Variable Ratio Reward occurs after a random number of responses e.g. gambling slot machines. Your first win of £20 on a gamble may occur after 3 tries; then the next win may not occur even if you play 30 times, while the third win may follow in quick succession after the second.
Important points to note:
  • In fixed schedules, a pause in response is seen after reinforcement as the organism knows the reinforcement will not be happening for some reasonable time or attempts hereafter. The pause for fixed interval schedule is greater than the pause for fixed ratio schedule. When we interpret an operation to be under control (as in fixed schedules) we learn more quickly.

  • Variable schedules generate a constant rate of response as the chance of obtaining a reward stays the same at any time and for any instance of behaviour. In general, partial schedules are more resistant to extinction than continuous schedule though they take longer to learn. Variable ratios are the most resistant to extinction. This may explain why gambling is such a difficult habit to eradicate.

  • Another important determinant of operant conditioning is contingency - learning the probability of an event.

Premack’s principle (a.k.a. Grandma’s rule): high-frequency behaviour can be used to reinforce lowfrequency behaviour e.g. “eat your greens and you can have dessert”. An existing high-frequency behaviour (eating dessert) is used to reward low-frequency behaviour (eating greens).

Avoidance learning: an operant conditioning where an organism learns to avoid certain responses or situations. Avoidance is a powerful reinforcer and often difficult to extinguish. A special form of avoidance is escape conditioning seen in agoraphobia where places in which panic occurs are avoided / escaped from leading to a housebound state eventually.

Aversive conditioning: This is an operant conditioning where punishment is used to reduce the frequency of target behaviour e.g. the use of disulfiram (noxious stimuli) to reduce the frequency of drinking alcohol.

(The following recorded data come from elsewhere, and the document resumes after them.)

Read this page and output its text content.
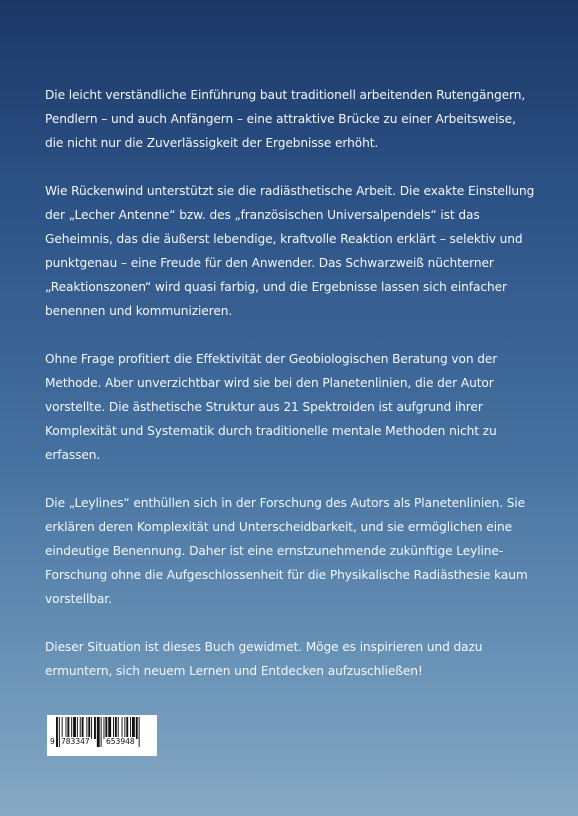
Die leicht verständliche Einführung baut traditionell arbeitenden Rutengängern, Pendlern – und auch Anfängern – eine attraktive Brücke zu einer Arbeitsweise, die nicht nur die Zuverlässigkeit der Ergebnisse erhöht.

Wie Rückenwind unterstützt sie die radiästhetische Arbeit. Die exakte Einstellung der „Lecher Antenne“ bzw. des „französischen Universalpendels“ ist das Geheimnis, das die äußerst lebendige, kraftvolle Reaktion erklärt – selektiv und punktgenau – eine Freude für den Anwender. Das Schwarzweiß nüchterner „Reaktionszonen“ wird quasi farbig, und die Ergebnisse lassen sich einfacher benennen und kommunizieren.

Ohne Frage profitiert die Effektivität der Geobiologischen Beratung von der Methode. Aber unverzichtbar wird sie bei den Planetenlinien, die der Autor vorstellte. Die ästhetische Struktur aus 21 Spektroiden ist aufgrund ihrer Komplexität und Systematik durch traditionelle mentale Methoden nicht zu erfassen.

Die „Leylines“ enthüllen sich in der Forschung des Autors als Planetenlinien. Sie erklären deren Komplexität und Unterscheidbarkeit, und sie ermöglichen eine eindeutige Benennung. Daher ist eine ernstzunehmende zukünftige Leyline-Forschung ohne die Aufgeschlossenheit für die Physikalische Radiästhesie kaum vorstellbar.

Dieser Situation ist dieses Buch gewidmet. Möge es inspirieren und dazu ermuntern, sich neuem Lernen und Entdecken aufzuschließen!

9 783347 653948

Covert reinforcement: In covert reinforcement schedules, the reinforcer is an imagined pleasant event rather than any material pleasure e.g. imagining MRCPsych graduation event to reinforce the behaviour of practicing MCQs. Covert sensitization: The reinforcer is the imagination of unpleasant consequences to reduce the frequency of an undesired behaviour e.g. an alcoholic may be deterred from continuing to spend on alcohol by imagining his wife leaving him, being unable to support himself and ending up broke and homeless.

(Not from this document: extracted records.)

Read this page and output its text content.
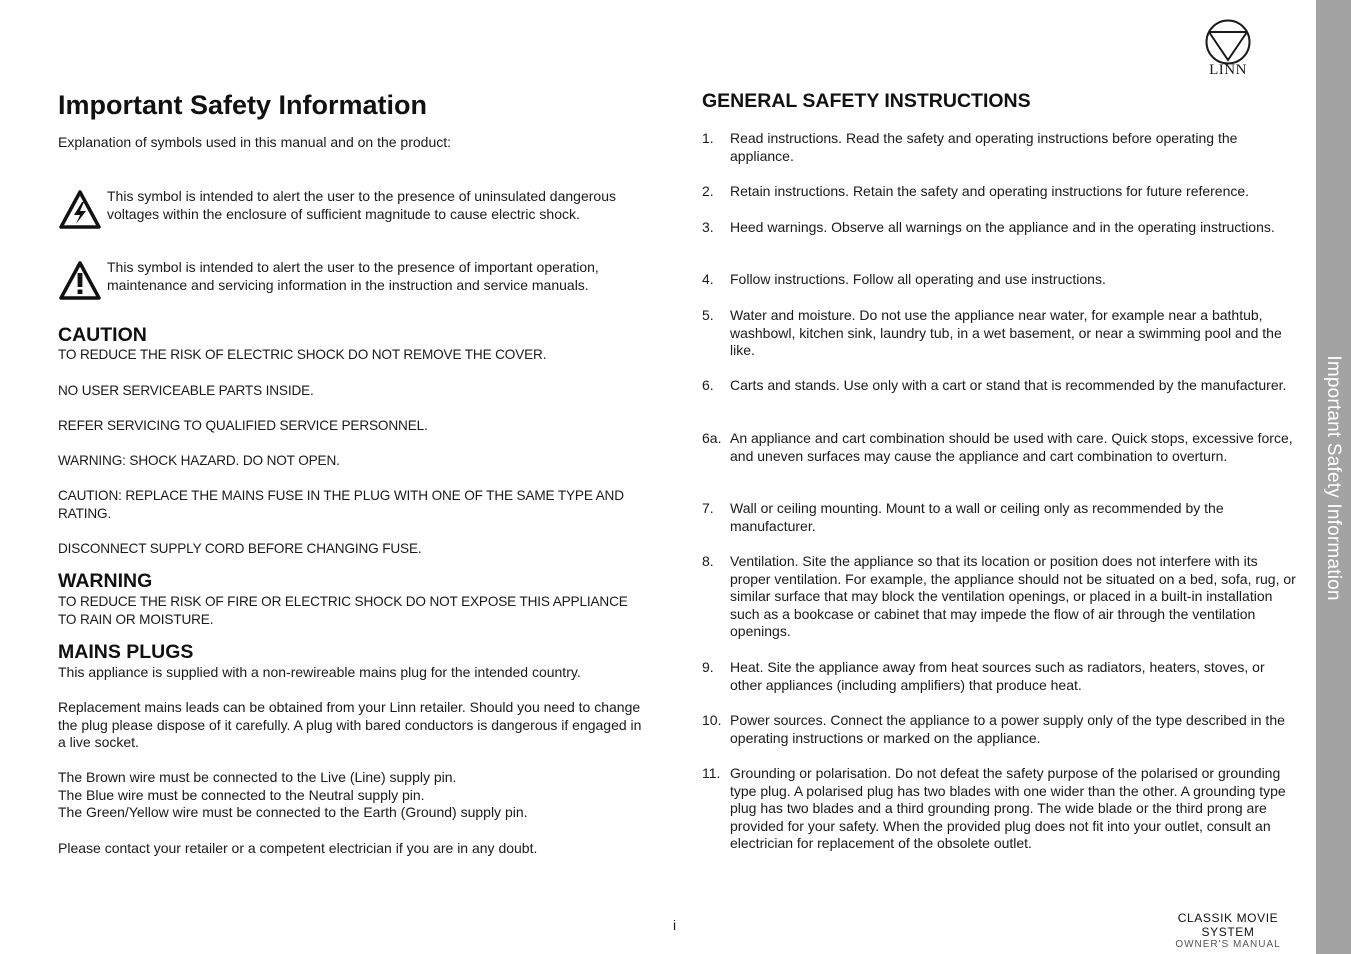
Important Safety Information
LINN
Important Safety Information
Explanation of symbols used in this manual and on the product:
This symbol is intended to alert the user to the presence of uninsulated dangerous voltages within the enclosure of sufficient magnitude to cause electric shock.
This symbol is intended to alert the user to the presence of important operation, maintenance and servicing information in the instruction and service manuals.
CAUTION
TO REDUCE THE RISK OF ELECTRIC SHOCK DO NOT REMOVE THE COVER.
NO USER SERVICEABLE PARTS INSIDE.
REFER SERVICING TO QUALIFIED SERVICE PERSONNEL.
WARNING: SHOCK HAZARD. DO NOT OPEN.
CAUTION: REPLACE THE MAINS FUSE IN THE PLUG WITH ONE OF THE SAME TYPE AND RATING.
DISCONNECT SUPPLY CORD BEFORE CHANGING FUSE.
WARNING
TO REDUCE THE RISK OF FIRE OR ELECTRIC SHOCK DO NOT EXPOSE THIS APPLIANCE TO RAIN OR MOISTURE.
MAINS PLUGS
This appliance is supplied with a non-rewireable mains plug for the intended country.
Replacement mains leads can be obtained from your Linn retailer. Should you need to change the plug please dispose of it carefully. A plug with bared conductors is dangerous if engaged in a live socket.
The Brown wire must be connected to the Live (Line) supply pin.
The Blue wire must be connected to the Neutral supply pin.
The Green/Yellow wire must be connected to the Earth (Ground) supply pin.
Please contact your retailer or a competent electrician if you are in any doubt.
GENERAL SAFETY INSTRUCTIONS
1.	Read instructions. Read the safety and operating instructions before operating the appliance.
2.	Retain instructions. Retain the safety and operating instructions for future reference.
3.	Heed warnings. Observe all warnings on the appliance and in the operating instructions.
4.	Follow instructions. Follow all operating and use instructions.
5.	Water and moisture. Do not use the appliance near water, for example near a bathtub, washbowl, kitchen sink, laundry tub, in a wet basement, or near a swimming pool and the like.
6.	Carts and stands. Use only with a cart or stand that is recommended by the manufacturer.
6a. An appliance and cart combination should be used with care. Quick stops, excessive force, and uneven surfaces may cause the appliance and cart combination to overturn.
7.	Wall or ceiling mounting. Mount to a wall or ceiling only as recommended by the manufacturer.
8.	Ventilation. Site the appliance so that its location or position does not interfere with its proper ventilation. For example, the appliance should not be situated on a bed, sofa, rug, or similar surface that may block the ventilation openings, or placed in a built-in installation such as a bookcase or cabinet that may impede the flow of air through the ventilation openings.
9.	Heat. Site the appliance away from heat sources such as radiators, heaters, stoves, or other appliances (including amplifiers) that produce heat.
10. Power sources. Connect the appliance to a power supply only of the type described in the operating instructions or marked on the appliance.
11. Grounding or polarisation. Do not defeat the safety purpose of the polarised or grounding type plug. A polarised plug has two blades with one wider than the other. A grounding type plug has two blades and a third grounding prong. The wide blade or the third prong are provided for your safety. When the provided plug does not fit into your outlet, consult an electrician for replacement of the obsolete outlet.
i	CLASSIK MOVIE SYSTEM
OWNER'S MANUAL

Flooding: An operant conditioning technique where exposure to feared stimulus takes place for a substantial amount of time so the accompanying anxiety response fades away while the stimulus is continuously present e.g. a man with a phobia of heights standing on top of the Burj Khalifa or the Shard. This will lead to the extinction of fear. When a similar technique is attempted with imagined not actual exposure then this is called implosion.

Shaping (a.k.a. successive approximation): This is a form of operant conditioning where a desirable behaviour pattern is learnt by the successive reinforcement of behaviours closer to the desired one. Note that shaping is used when the target behaviour is yet to appear (i.e. it is novel and does not exist already).
Dog runs towards a wheel but doesn’t jump Runs and makes a jump close to the wheel Runs, jumps through the wheel Runs, jumps through the wheel on fire Circus on show
Gets a bone Gets a bone Gets a bone Gets a bone Behaviour is shaped

Chaining: This refers to reinforcing a series of related behaviours, each of which provides the cue for the next to obtain a reinforcer. Chaining is used when the target behaviour is already notable in some form but not in the fully formed sequence. An example is teaching a child to write his name. The shape of individual alphabets is first taught using reinforcers and forward chaining can be used to link each alphabet in the correct order, finally reinforcing the completed name. Backward chaining starts at the end e.g. when making cupcakes, the child is first taught how to sprinkle over a fnished cupcake, the next time icing the cake and sprinkleing, the next time placing the prepared cake mixture into cupcake wrappers then icing then sprinkling etc.

Incubation: An emotional response increases in strength if brief but repeated exposure of the stimulus is present. Rumination of anxiety-provoking stimuli can serve to increase the anxiety via incubation. This is a powerful mechanism that maintains phobic anxiety and PTSD. Stimulus preparedness (Seligman) explains why snake and spider phobia are commoner than ‘shoe phobia’ or ‘watch phobia’. In evolutionary terms, the stimuli that were threatening to hunter-gatherer men has been hard wired into our system, reflexively eliciting responses immediately – and phobia develops more readily for such ‘prepared stimuli’.

Learned helplessness (Seligman): initially put forward as a behavioural model for depression. When confronted with aversive stimuli from which escape is impossible, an animal stops making attempts to escape. This was shown experimentally with a dog on an electrified floor unable to escape. After a while, the dog stopped trying, as if accepting its fate. This paradigm is frequently invoked to explain the dependence seen in victims of domestic abuse.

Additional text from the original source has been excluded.